Un, je ne suis pas sûr qu’on y arrive, « devant chaque classe ». Deux, ce qui se passe, ce sont – vous l’avez vu – des recours à des recrutements massifs de contractuels, c’est-à-dire de professeurs qui n’ont pas le concours. On a vu ça à Versailles notamment avec les job dating…
…pour un CDD d’un an ?
Oui, tout à fait, des job dating, comme dans les entreprises mais avec des conditions d’entrée beaucoup moins sympathiques que dans beaucoup d’entreprises.
On sait que certains de ces contractuels « tiennent le coup », parce qu’il s’agit aussi de « tenir le coup » dans l’éducation nationale, le métier n’est pas simple… mais on sait qu’un grand nombre ne finiront pas l’année, ce qui signifie que les élèves qui ont un professeur devant eux en septembre ne l’auront plus en novembre.
C’est qu’ils jettent l’éponge parce que c’est trop dur ?
Bien sûr, ils jettent l’éponge parce que c’est trop difficile, évidemment.
On parle des conditions de travail ?
Conditions de travail + salaires : c’est le mélange des deux. Parce que les contractuels sont encore moins bien payés que les titulaires, qui ne sont déjà pas très bien payés.
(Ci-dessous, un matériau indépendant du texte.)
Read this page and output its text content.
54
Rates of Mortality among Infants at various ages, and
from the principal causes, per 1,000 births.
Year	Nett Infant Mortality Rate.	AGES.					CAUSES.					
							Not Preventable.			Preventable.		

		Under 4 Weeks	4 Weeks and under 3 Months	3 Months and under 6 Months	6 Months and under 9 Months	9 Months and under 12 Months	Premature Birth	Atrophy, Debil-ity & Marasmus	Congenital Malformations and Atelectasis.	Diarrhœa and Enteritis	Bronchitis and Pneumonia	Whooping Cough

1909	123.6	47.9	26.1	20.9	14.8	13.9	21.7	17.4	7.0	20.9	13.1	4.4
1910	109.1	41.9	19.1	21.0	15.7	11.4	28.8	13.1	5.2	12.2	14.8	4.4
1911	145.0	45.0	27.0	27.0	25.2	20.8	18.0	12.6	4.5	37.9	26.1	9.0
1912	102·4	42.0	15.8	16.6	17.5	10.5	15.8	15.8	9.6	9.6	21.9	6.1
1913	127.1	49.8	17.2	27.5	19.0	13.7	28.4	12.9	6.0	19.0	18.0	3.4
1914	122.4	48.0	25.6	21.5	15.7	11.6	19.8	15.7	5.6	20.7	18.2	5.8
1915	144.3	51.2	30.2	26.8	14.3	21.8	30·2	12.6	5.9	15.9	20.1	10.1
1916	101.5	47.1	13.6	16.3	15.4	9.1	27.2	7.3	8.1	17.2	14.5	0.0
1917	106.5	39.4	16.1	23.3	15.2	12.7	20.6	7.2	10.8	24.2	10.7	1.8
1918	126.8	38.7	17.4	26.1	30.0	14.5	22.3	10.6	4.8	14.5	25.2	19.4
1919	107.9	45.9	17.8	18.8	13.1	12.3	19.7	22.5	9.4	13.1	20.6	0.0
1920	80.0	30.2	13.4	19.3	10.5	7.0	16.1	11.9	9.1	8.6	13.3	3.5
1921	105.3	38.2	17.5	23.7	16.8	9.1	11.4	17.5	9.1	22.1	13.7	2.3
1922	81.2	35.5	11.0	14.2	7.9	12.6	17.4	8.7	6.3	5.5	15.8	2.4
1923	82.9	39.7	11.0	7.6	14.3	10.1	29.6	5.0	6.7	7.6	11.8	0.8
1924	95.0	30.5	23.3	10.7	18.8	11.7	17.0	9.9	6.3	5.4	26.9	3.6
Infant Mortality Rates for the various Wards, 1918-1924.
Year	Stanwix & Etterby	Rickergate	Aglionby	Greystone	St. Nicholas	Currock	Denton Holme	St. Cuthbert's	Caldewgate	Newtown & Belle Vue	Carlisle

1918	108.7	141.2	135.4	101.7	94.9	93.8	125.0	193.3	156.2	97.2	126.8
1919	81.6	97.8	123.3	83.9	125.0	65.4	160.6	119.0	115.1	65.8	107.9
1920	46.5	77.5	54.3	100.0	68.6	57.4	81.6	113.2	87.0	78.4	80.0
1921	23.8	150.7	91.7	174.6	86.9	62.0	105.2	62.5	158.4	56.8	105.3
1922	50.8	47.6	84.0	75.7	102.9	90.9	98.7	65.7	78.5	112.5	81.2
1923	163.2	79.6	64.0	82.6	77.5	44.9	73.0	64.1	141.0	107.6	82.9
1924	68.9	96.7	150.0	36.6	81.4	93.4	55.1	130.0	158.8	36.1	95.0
Alors justement, on rappelle cette proposition de votre ministre de l’éducation nationale, qui veut que les débutants – qui gagnent maintenant un peu + que le SMIC – gagnent 2000 euros net en début de carrière.
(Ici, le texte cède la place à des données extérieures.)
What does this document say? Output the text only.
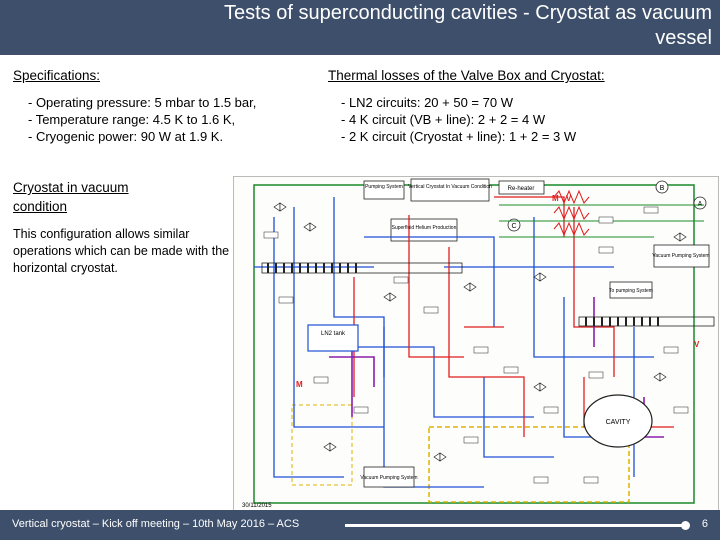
Tests of superconducting cavities - Cryostat as vacuum
vessel
Specifications:
- Operating pressure: 5 mbar to 1.5 bar,
- Temperature range: 4.5 K to 1.6 K,
- Cryogenic power: 90 W at 1.9 K.
Thermal losses of the Valve Box and Cryostat:
- LN2 circuits: 20 + 50 = 70 W
- 4 K circuit (VB + line): 2 + 2 = 4 W
- 2 K circuit (Cryostat + line): 1 + 2 = 3 W
Cryostat in vacuum condition
This configuration allows similar operations which can be made with the horizontal cryostat.
Pumping System Vertical Cryostat In Vacuum Condition	Re-heater
Superfluid Helium Production
Vacuum Pumping System
To pumping System
B
A
C
LN2 tank
CAVITY
Vacuum Pumping System
M V
M
V
30/11/2015
Vertical cryostat – Kick off meeting – 10th May 2016 – ACS	6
Ce qui se passe aujourd’hui, c’est que les stagiaires débutants sont à 1,2 SMIC, donc très loin des 2000 €. Ensuite, on arrive à environ 1800 € net, mais la carrière, elle stagne. C’est-à-dire qu’un professeur de 40 ans gagne 2000€.
Est-ce qu’il y aura une revalorisation des autres salaires ?
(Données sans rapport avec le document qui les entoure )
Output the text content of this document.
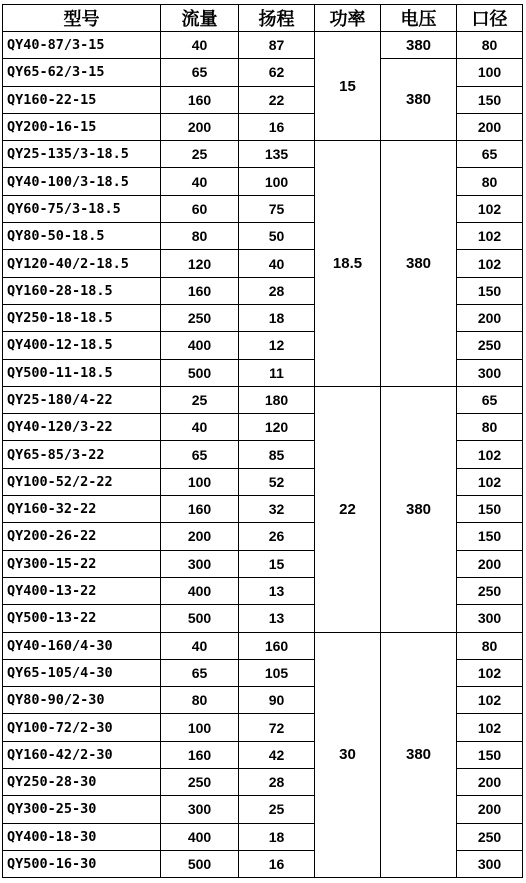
型号	流量	扬程	功率	电压	口径
QY40-87/3-15	40	87	15	380	80
QY65-62/3-15	65	62		380	100
QY160-22-15	160	22			150
QY200-16-15	200	16			200
QY25-135/3-18.5	25	135	18.5	380	65
QY40-100/3-18.5	40	100			80
QY60-75/3-18.5	60	75			102
QY80-50-18.5	80	50			102
QY120-40/2-18.5	120	40			102
QY160-28-18.5	160	28			150
QY250-18-18.5	250	18			200
QY400-12-18.5	400	12			250
QY500-11-18.5	500	11			300
QY25-180/4-22	25	180	22	380	65
QY40-120/3-22	40	120			80
QY65-85/3-22	65	85			102
QY100-52/2-22	100	52			102
QY160-32-22	160	32			150
QY200-26-22	200	26			150
QY300-15-22	300	15			200
QY400-13-22	400	13			250
QY500-13-22	500	13			300
QY40-160/4-30	40	160	30	380	80
QY65-105/4-30	65	105			102
QY80-90/2-30	80	90			102
QY100-72/2-30	100	72			102
QY160-42/2-30	160	42			150
QY250-28-30	250	28			200
QY300-25-30	300	25			200
QY400-18-30	400	18			250
QY500-16-30	500	16			300
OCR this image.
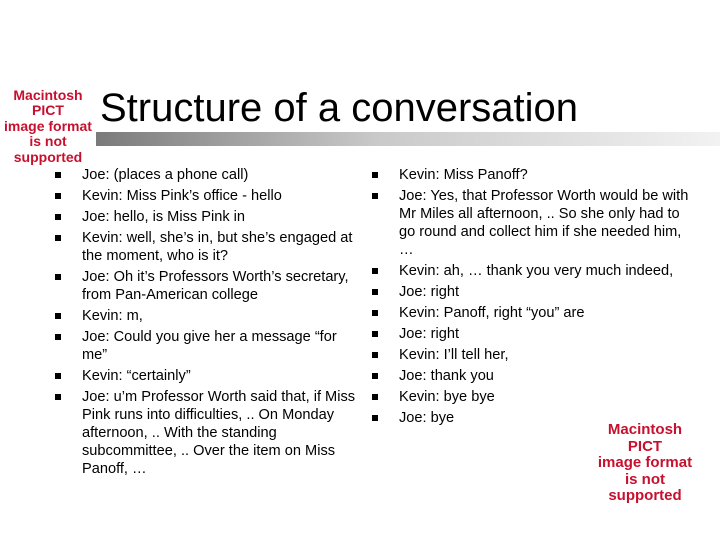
Macintosh PICT
image format
is not supported
Structure of a conversation
Joe: (places a phone call)
Kevin: Miss Pink’s office - hello
Joe: hello, is Miss Pink in
Kevin: well, she’s in, but she’s engaged at the moment, who is it?
Joe: Oh it’s Professors Worth’s secretary, from Pan-American college
Kevin: m,
Joe: Could you give her a message “for me”
Kevin: “certainly”
Joe: u’m Professor Worth said that, if Miss Pink runs into difficulties, .. On Monday afternoon, .. With the standing subcommittee, .. Over the item on Miss Panoff, …
Kevin: Miss Panoff?
Joe: Yes, that Professor Worth would be with Mr Miles all afternoon, .. So she only had to go round and collect him if she needed him, …
Kevin: ah, … thank you very much indeed,
Joe: right
Kevin: Panoff, right “you” are
Joe: right
Kevin: I’ll tell her,
Joe: thank you
Kevin: bye bye
Joe: bye
Macintosh PICT
image format
is not supported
C’est le problème : on est « décroché » sur les débuts de carrière par rapport aux autres pays européens, mais on est encore plus décroché sur les milieux de carrière. Il y a beaucoup plus de profs qui sont dans ces milieux de carrière qu’en tout début de carrière. Donc nous, on attend de voir à la rentrée de que le ministre va mettre sur la table en termes d’enveloppe
Peut-être avant ?
Ce sera à la rentrée, on l’a vu. Après la rentrée. On a quand même des doutes sur le fait d’arriver à une revalorisation de la carrière, c’est-à-dire en fait de tous les enseignants, pas juste de ceux qui sont en tout début de carrière. Parce que c’est bien gentil de dire « Vous allez être bien payés les trois premières années de votre carrière » : une carrière, c’est 42 ans !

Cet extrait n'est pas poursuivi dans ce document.